Kurze Erläuterung
Als im Februar 1848 der französische König Louis-Philippe gestürzt und die Republik ausgerufen wurde, brachen auch in verschiedenen Deutschen Staaten Unruhen aus. In Westfalen begann die Revolution mit Protesten der Industrie- und Bergarbeiterschaft sowie Aufständen in den ländlichen Gegenden Südwestfalens. Auch wenn die Leibeigenschaft in Preußen bereits abgeschafft war, war die Bauernschaft immer noch rechtlich von ihren Grundherren abhängig und verpflichtet, Abgaben zu leisten. In verschiedenen Orten Westfalens protestierten im März 1848 Menschen aus der Landwirtschaft gegen ihre Grundherren, forderten mehr Rechte oder die Wiederherstellung alter Rechte. Dabei ging es vor allem um die Nutzung von Wäldern oder die Abgaben an den Grundherren.
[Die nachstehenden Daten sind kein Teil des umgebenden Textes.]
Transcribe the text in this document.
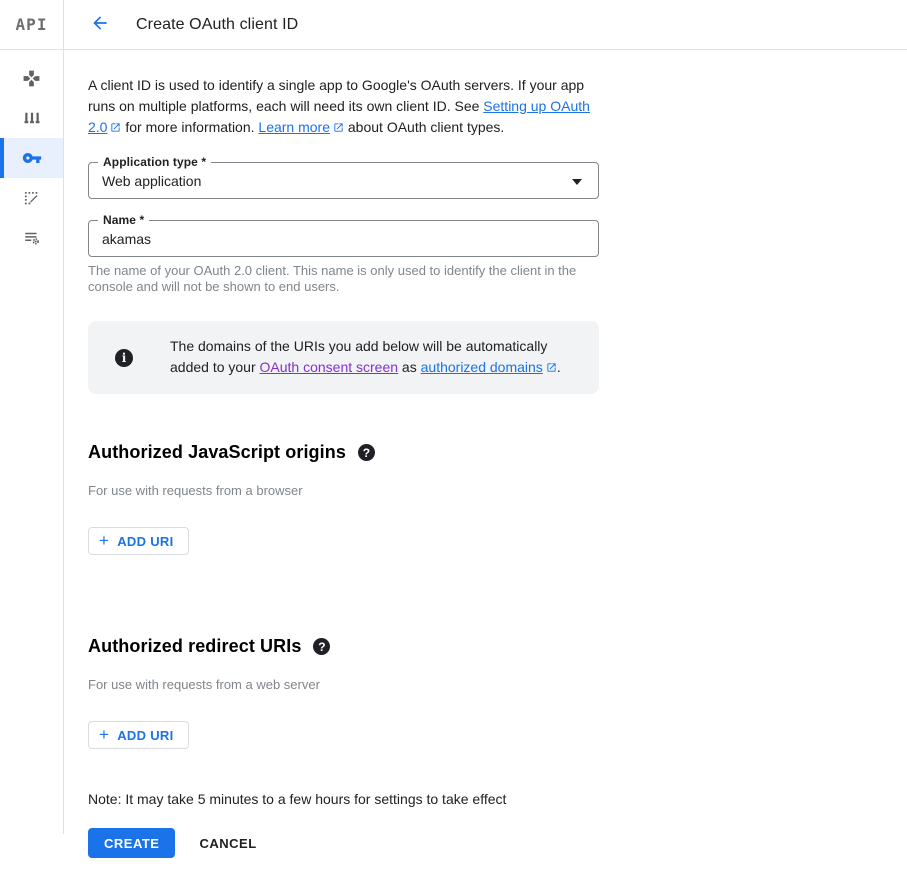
API	Create OAuth client ID

A client ID is used to identify a single app to Google's OAuth servers. If your app runs on multiple platforms, each will need its own client ID. See Setting up OAuth 2.0 for more information. Learn more about OAuth client types.

Application type *
Web application
Name *
akamas

The name of your OAuth 2.0 client. This name is only used to identify the client in the console and will not be shown to end users.

i
The domains of the URIs you add below will be automatically added to your OAuth consent screen as authorized domains .
Authorized JavaScript origins	?

For use with requests from a browser

+ ADD URI
Authorized redirect URIs	?

For use with requests from a web server

+ ADD URI

Note: It may take 5 minutes to a few hours for settings to take effect

CREATE	CANCEL
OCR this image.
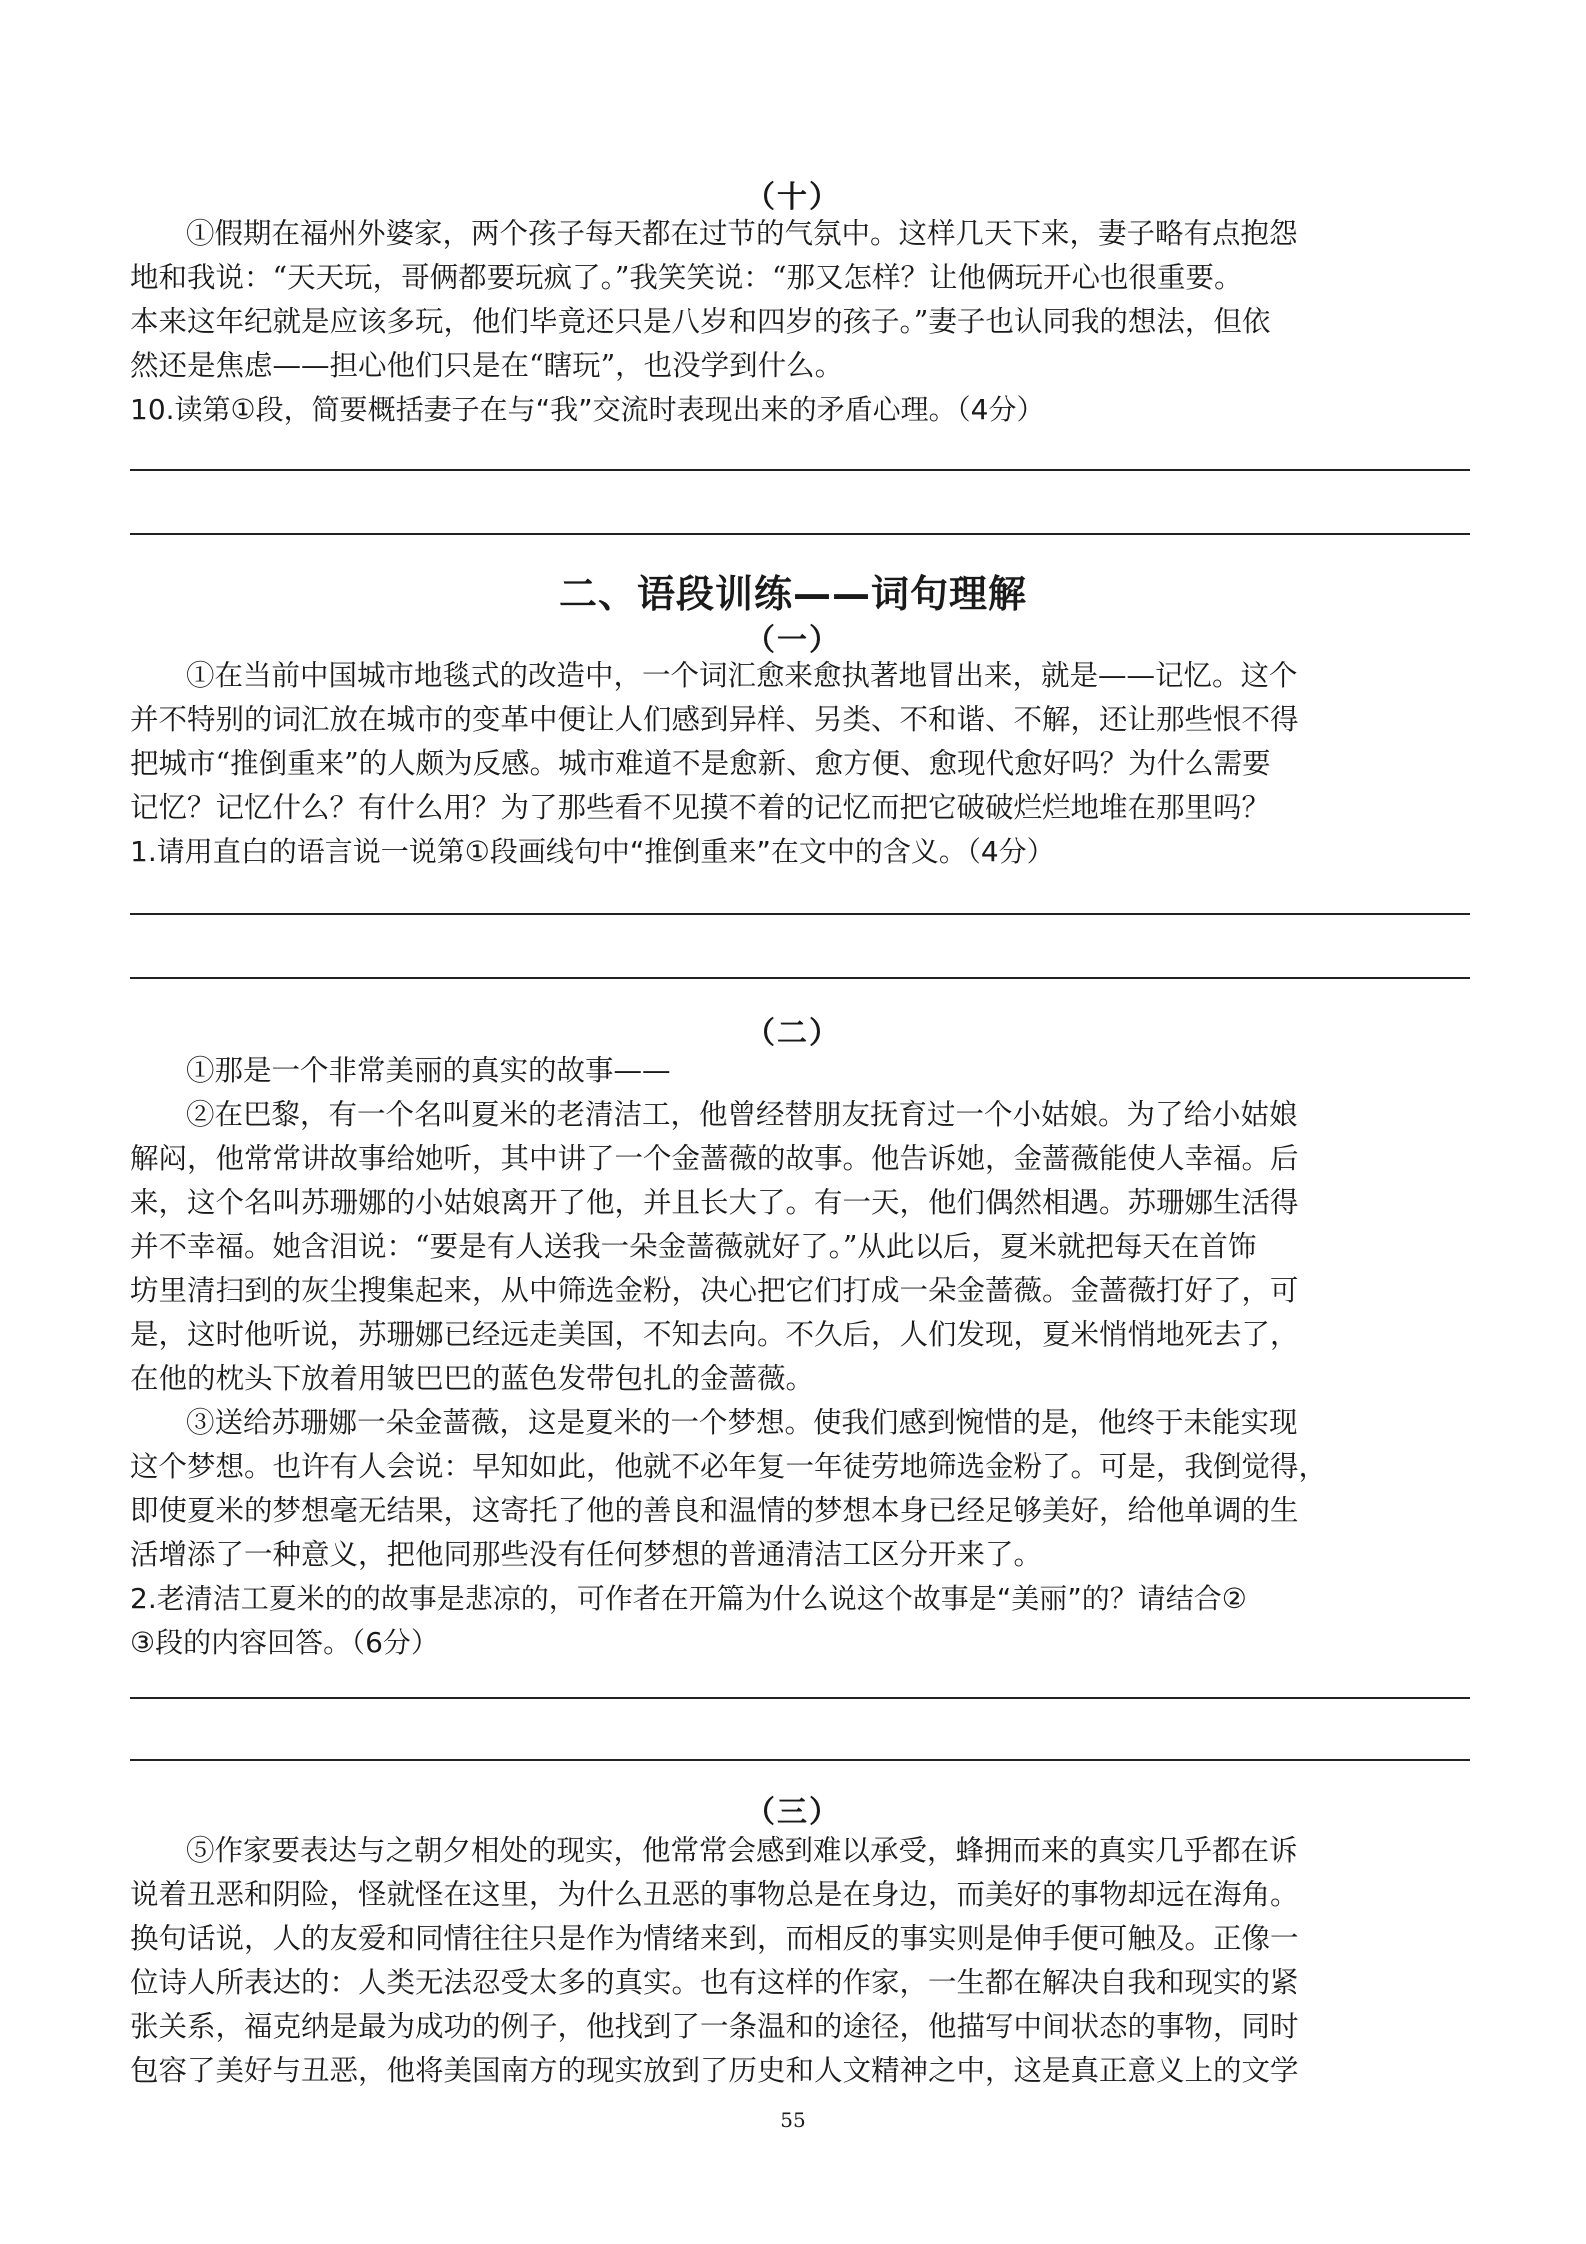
（十）
①假期在福州外婆家，两个孩子每天都在过节的气氛中。这样几天下来，妻子略有点抱怨
地和我说：“天天玩，哥俩都要玩疯了。”我笑笑说：“那又怎样？让他俩玩开心也很重要。
本来这年纪就是应该多玩，他们毕竟还只是八岁和四岁的孩子。”妻子也认同我的想法，但依
然还是焦虑——担心他们只是在“瞎玩”，也没学到什么。
10.读第①段，简要概括妻子在与“我”交流时表现出来的矛盾心理。（4分）
二、语段训练——词句理解
（一）
①在当前中国城市地毯式的改造中，一个词汇愈来愈执著地冒出来，就是——记忆。这个
并不特别的词汇放在城市的变革中便让人们感到异样、另类、不和谐、不解，还让那些恨不得
把城市“推倒重来”的人颇为反感。城市难道不是愈新、愈方便、愈现代愈好吗？为什么需要
记忆？记忆什么？有什么用？为了那些看不见摸不着的记忆而把它破破烂烂地堆在那里吗？
1.请用直白的语言说一说第①段画线句中“推倒重来”在文中的含义。（4分）
（二）
①那是一个非常美丽的真实的故事——
②在巴黎，有一个名叫夏米的老清洁工，他曾经替朋友抚育过一个小姑娘。为了给小姑娘
解闷，他常常讲故事给她听，其中讲了一个金蔷薇的故事。他告诉她，金蔷薇能使人幸福。后
来，这个名叫苏珊娜的小姑娘离开了他，并且长大了。有一天，他们偶然相遇。苏珊娜生活得
并不幸福。她含泪说：“要是有人送我一朵金蔷薇就好了。”从此以后，夏米就把每天在首饰
坊里清扫到的灰尘搜集起来，从中筛选金粉，决心把它们打成一朵金蔷薇。金蔷薇打好了，可
是，这时他听说，苏珊娜已经远走美国，不知去向。不久后，人们发现，夏米悄悄地死去了，
在他的枕头下放着用皱巴巴的蓝色发带包扎的金蔷薇。
③送给苏珊娜一朵金蔷薇，这是夏米的一个梦想。使我们感到惋惜的是，他终于未能实现
这个梦想。也许有人会说：早知如此，他就不必年复一年徒劳地筛选金粉了。可是，我倒觉得，
即使夏米的梦想毫无结果，这寄托了他的善良和温情的梦想本身已经足够美好，给他单调的生
活增添了一种意义，把他同那些没有任何梦想的普通清洁工区分开来了。
2.老清洁工夏米的的故事是悲凉的，可作者在开篇为什么说这个故事是“美丽”的？请结合②
③段的内容回答。（6分）
（三）
⑤作家要表达与之朝夕相处的现实，他常常会感到难以承受，蜂拥而来的真实几乎都在诉
说着丑恶和阴险，怪就怪在这里，为什么丑恶的事物总是在身边，而美好的事物却远在海角。
换句话说，人的友爱和同情往往只是作为情绪来到，而相反的事实则是伸手便可触及。正像一
位诗人所表达的：人类无法忍受太多的真实。也有这样的作家，一生都在解决自我和现实的紧
张关系，福克纳是最为成功的例子，他找到了一条温和的途径，他描写中间状态的事物，同时
包容了美好与丑恶，他将美国南方的现实放到了历史和人文精神之中，这是真正意义上的文学
55
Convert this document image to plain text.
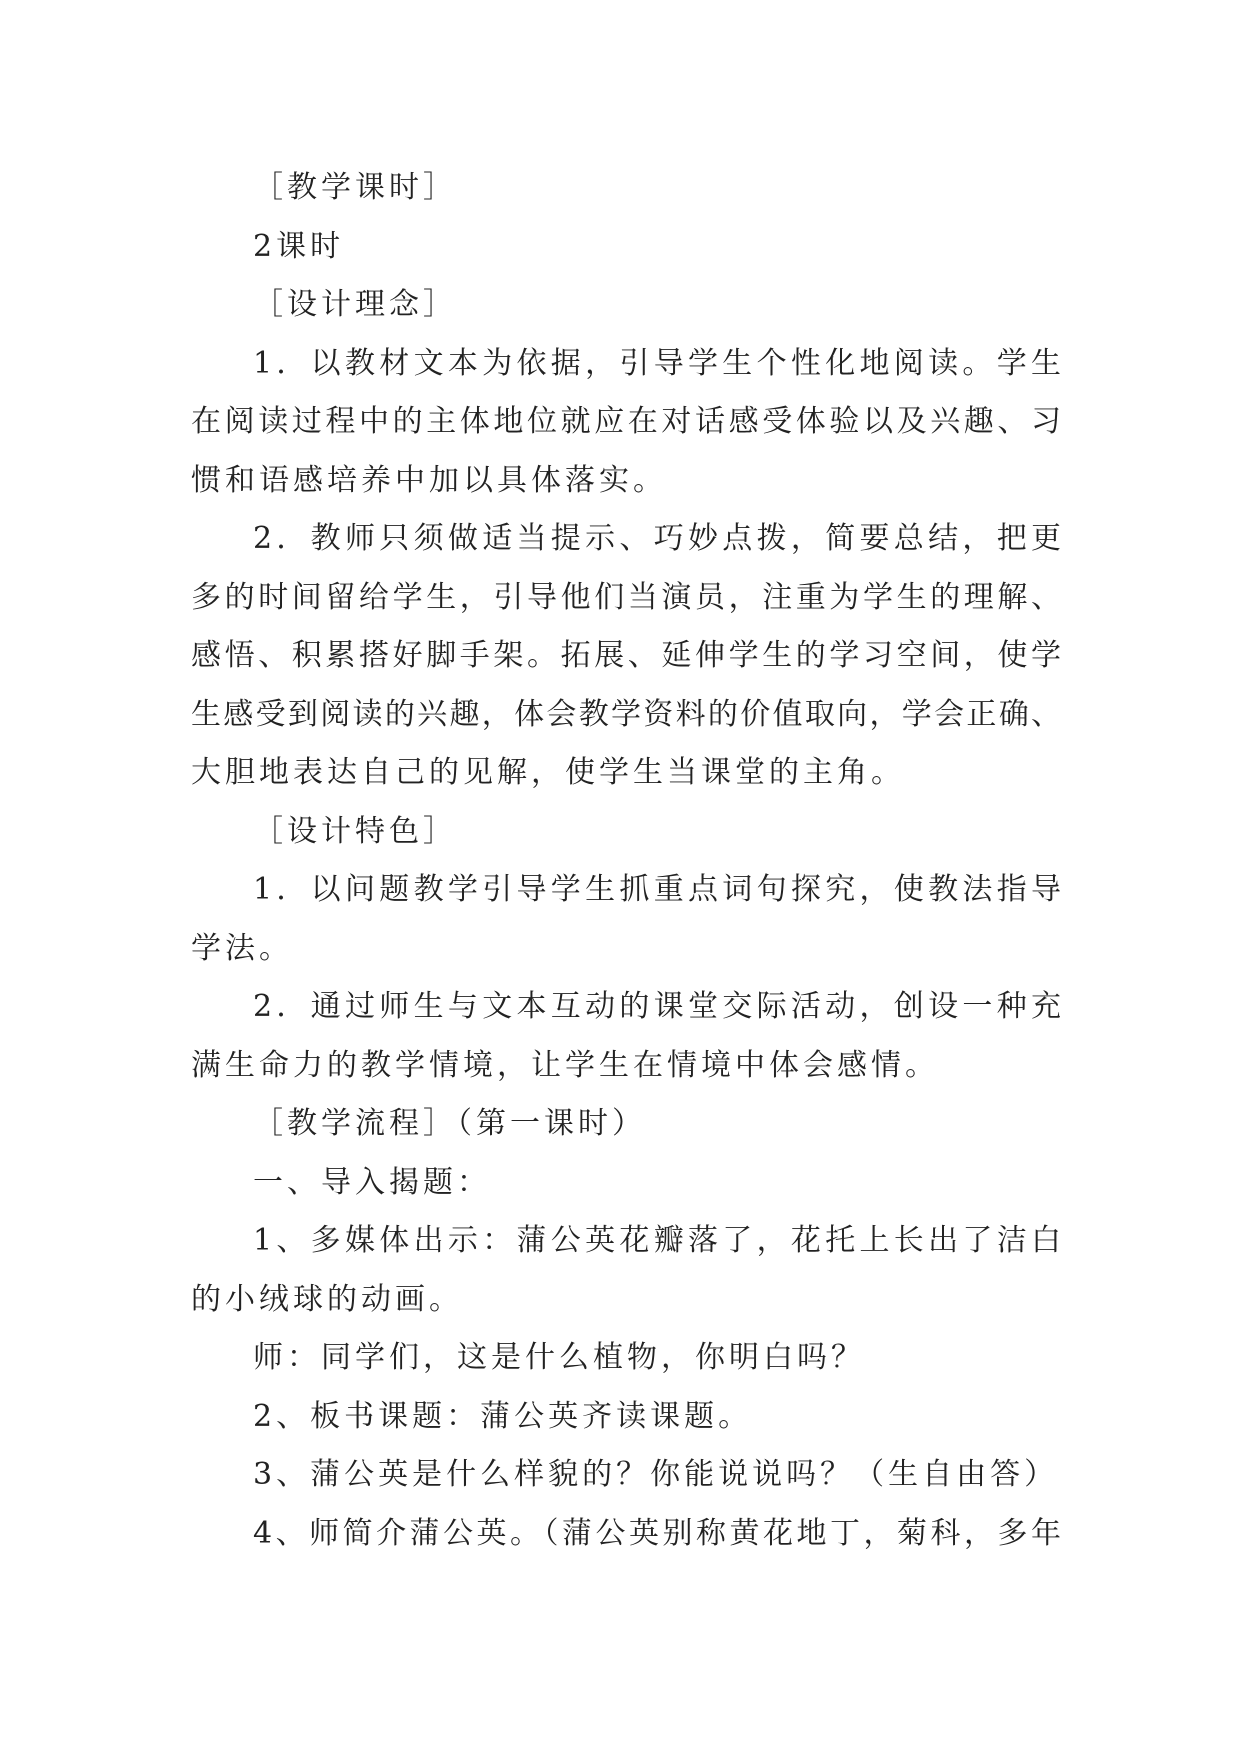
［教学课时］
2课时
［设计理念］
1．以教材文本为依据，引导学生个性化地阅读。学生
在阅读过程中的主体地位就应在对话感受体验以及兴趣、习
惯和语感培养中加以具体落实。
2．教师只须做适当提示、巧妙点拨，简要总结，把更
多的时间留给学生，引导他们当演员，注重为学生的理解、
感悟、积累搭好脚手架。拓展、延伸学生的学习空间，使学
生感受到阅读的兴趣，体会教学资料的价值取向，学会正确、
大胆地表达自己的见解，使学生当课堂的主角。
［设计特色］
1．以问题教学引导学生抓重点词句探究，使教法指导
学法。
2．通过师生与文本互动的课堂交际活动，创设一种充
满生命力的教学情境，让学生在情境中体会感情。
［教学流程］（第一课时）
一、导入揭题：
1、多媒体出示：蒲公英花瓣落了，花托上长出了洁白
的小绒球的动画。
师：同学们，这是什么植物，你明白吗？
2、板书课题：蒲公英齐读课题。
3、蒲公英是什么样貌的？你能说说吗？（生自由答）
4、师简介蒲公英。（蒲公英别称黄花地丁，菊科，多年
Die Demonstrierenden zogen vor die Wohnsitze der adeligen Grundherren oder ihrer Verwalter. Sie drohten an manchen Orten, die Herren zu lynchen oder vertrieben sie mit Gewalt. In manchen Fällen machten die Grundherren Zugeständnisse, in anderen Fällen beruhigte sich die Lage erst, als Militär und Bürgerwehren eingesetzt wurden.
Die einzige überlieferte Abbildung eines ländlichen Aufstandes ist eine Karikatur, die sich auf Unruhen im Hickengrund im Siegerland bezieht. Der Aufstand soll dadurch ausgelöst worden sein, dass der Amtmann „einer der Dorfschönen zu nahe getreten“ sei. Das Bild zeigt eine Menge mit landwirtschaftlichen Geräten bewaffnete Bauern, die Obrigkeiten (Amtmann und Polizist) gegenüberstehen und fordern: „Wir wollen ihn (den Amtmann) nicht mehr haben. Wir können ihn nicht mehr brauchen. Er muss weg.“
Relevanz des Materials
Anhand der Karikatur lässt sich das Verhältnis der Landbevölkerung zu den Grundherren erarbeiten. Mithilfe einer Bildbeschreibung lassen sich hier zwei konträre Gruppen erkennen. Die Gruppe rechts soll die Obrigkeiten darstellen (u.a. den Polizisten und den Amtmann). Die linke Gruppe stellt die Bauernschaft dar, die durch die dargestellten Bewegungen und die Bewaffnung mit landwirtschaftlichem Gerät deutlich aktiver wirken. Die Bildunterschrift unterstützt die Aussage der Zeichnung, dass sich hier die Landbevölkerung wehrt und mehr Rechte einfordert. Interessant ist hier aber auch die mögliche Zielgruppe: Die Landbevölkerung war zu der Entstehungszeit der Karikatur weitgehend noch nicht alphabetisiert, die Zeichnung richtet sich daher eher an Mitglieder der Obrigkeit. Die Bauernschaft wird somit als Gefahr dargestellt, der man, wie die rechte Gruppe der Karikatur, machtlos ausgeliefert ist.